Combien de chômeurs dans l'électorat de la primaire à droite ? Pas sûr qu'ils constituent le gros des bataillons. D'où le mantra d'Alain Juppé, partagé par François Fillon : il faut "favoriser le retour à l’emploi en rendant dégressifs dans le temps les revenus distribués par l’assurance chômage, et en plafonnant les aides". Une étude de l'Observatoire français des conjonctures économiques (OFCE), citée par La Tribune, montre que cette mesure n'est "ni nécessaire, ni efficace", car elle pourrait "ralentir le retour à l'emploi". Peu importe, pour Alain Juppé : il faut montrer que "le travail paie toujours plus que l’inactivité".

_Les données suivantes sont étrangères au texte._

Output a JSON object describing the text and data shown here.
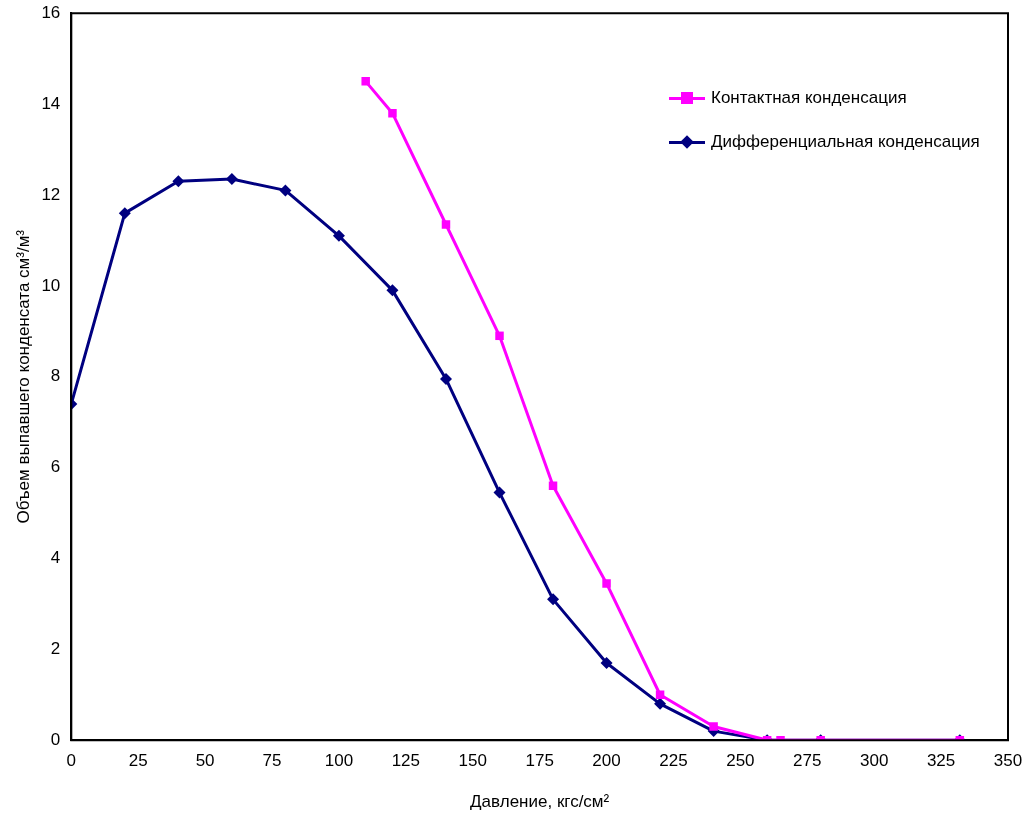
{
  "chart_data": {
    "type": "line",
    "xlabel": "Давление, кгс/см²",
    "ylabel": "Объем выпавшего конденсата см³/м³",
    "xlim": [
      0,
      350
    ],
    "xticks": [
      0,
      25,
      50,
      75,
      100,
      125,
      150,
      175,
      200,
      225,
      250,
      275,
      300,
      325,
      350
    ],
    "ylim": [
      0,
      16
    ],
    "yticks": [
      0,
      2,
      4,
      6,
      8,
      10,
      12,
      14,
      16
    ],
    "grid": false,
    "legend": "top right",
    "line_style": "solid",
    "series": [
      {
        "name": "Контактная конденсация",
        "color": "#ff00ff",
        "marker": "square",
        "x": [
          110,
          120,
          140,
          160,
          180,
          200,
          220,
          240,
          260,
          265,
          280,
          332
        ],
        "values": [
          14.5,
          13.8,
          11.35,
          8.9,
          5.6,
          3.45,
          1.0,
          0.3,
          0,
          0,
          0,
          0
        ]
      },
      {
        "name": "Дифференциальная конденсация",
        "color": "#000080",
        "marker": "diamond",
        "x": [
          0,
          20,
          40,
          60,
          80,
          100,
          120,
          140,
          160,
          180,
          200,
          220,
          240,
          260,
          280,
          332
        ],
        "values": [
          7.4,
          11.6,
          12.3,
          12.35,
          12.1,
          11.1,
          9.9,
          7.95,
          5.45,
          3.1,
          1.7,
          0.8,
          0.2,
          0,
          0,
          0
        ]
      }
    ]
  }
}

Autre mesure dans la besace du maire de Bordeaux : relancer l'emploi en incitant les "entreprises à embaucher en diminuant le coût du travail peu qualifié. La suppression de toutes les charges patronales au niveau du smic permettra de créer rapidement 200 000 emplois". Les Echos relaient une étude des économistes Pierre Cahuc et Stéphane Carcillo qui montre le "fort effet de la baisse de charges sur les bas salaires". "Très efficace pour créer des jobs", renchérit Challenges. La mesure est déjà "en partie mise en œuvre par François Hollande. Le président a lancé, en janvier, une prime à l’embauche de 2 000 euros jusqu’à 1,3 smic supprimant la quasi-totalité des charges sociales",  souligne l'hebdomadaire.

SI vous touchez le RSA

Quasi tous les candidats à la primaire s'en sont pris d'une façon ou d'une autre à ce qu'ils appellent les "assistés". S'il est resté plus mesuré dans le ton, Alain Juppé souhaite, lui aussi, plafonner les aides sociales, afin que "le travail soit toujours plus rémunérateur", et retirer le RSA à ceux qui refuseraient un emploi ou une formation, souligne Sud-Ouest.

Si vous payez l'impôt sur la fortune

Bonne nouvelle pour vous ! Comme François Fillon, Alain Juppé compte supprimer cet impôt pour, explique son programme, "stopper l’hémorragie fiscale et inciter les milliers de détenteurs de capitaux fuyant l’impôt sur la fortune à investir en France".

Quid de l'impôt sur le revenu ? Si vous êtes père ou mère de famille nombreuse, vous êtes le cœur de cible de l'électeur cajolé par la droite. Alain Juppé ne fait pas exception. Il promet de "relever dès 2017 le plafond du quotient familial de 1 500 à 2 500 euros par demi-part pour toutes les familles". Mais le bénéfice sera moindre qu'avec François Fillon : le député de Paris a promis de porter le plafond du quotient familial à 3 000 euros.

François Hollande a fait passer le plafond de cet avantage fiscal de 2 000 euros à 1 500 euros en 2013. Comme le rappelle BFMTV, Matignon avait alors assuré que les ménages touchés appartenaient, pour 95% d’entre eux, aux 20% des Français les plus aisés. Ils seront les premiers bénéficiaires du relèvement du quotient familial.

Si vous êtes chef d'entreprise

Vous aurez moins de charges patronales et d'impôt sur les sociétés à payer. En particulier sur les très bas salaires : Alain Juppé souhaite qu'il n'y ait aucune charge pour l'employeur pour un salarié au niveau du smic. Concernant la fiscalité, si vous dirigez une PME, le taux baissera à 24%.

La mise en place du compte pénibilité vous a donné des sueurs froides ? Vous pouvez vous réjouir : Alain Juppé veut le supprimer et rouvrir la négociation avec les partenaires sociaux sur le sujet.

En matière de droit du travail, Alain Juppé souhaite faciliter les négociations au niveau de l'entreprise sur les sujets liés à l'organisation du travail. Il veut aussi neutraliser les effets liés aux changements de seuils sociaux. Fini les réunions multiples avec le comité d'entreprise, le CHSCT ou les délégués du personnel : vous pourrez fusionner les organes de représentation des salariés, sauf si un accord contraire est voté dans l'entreprise.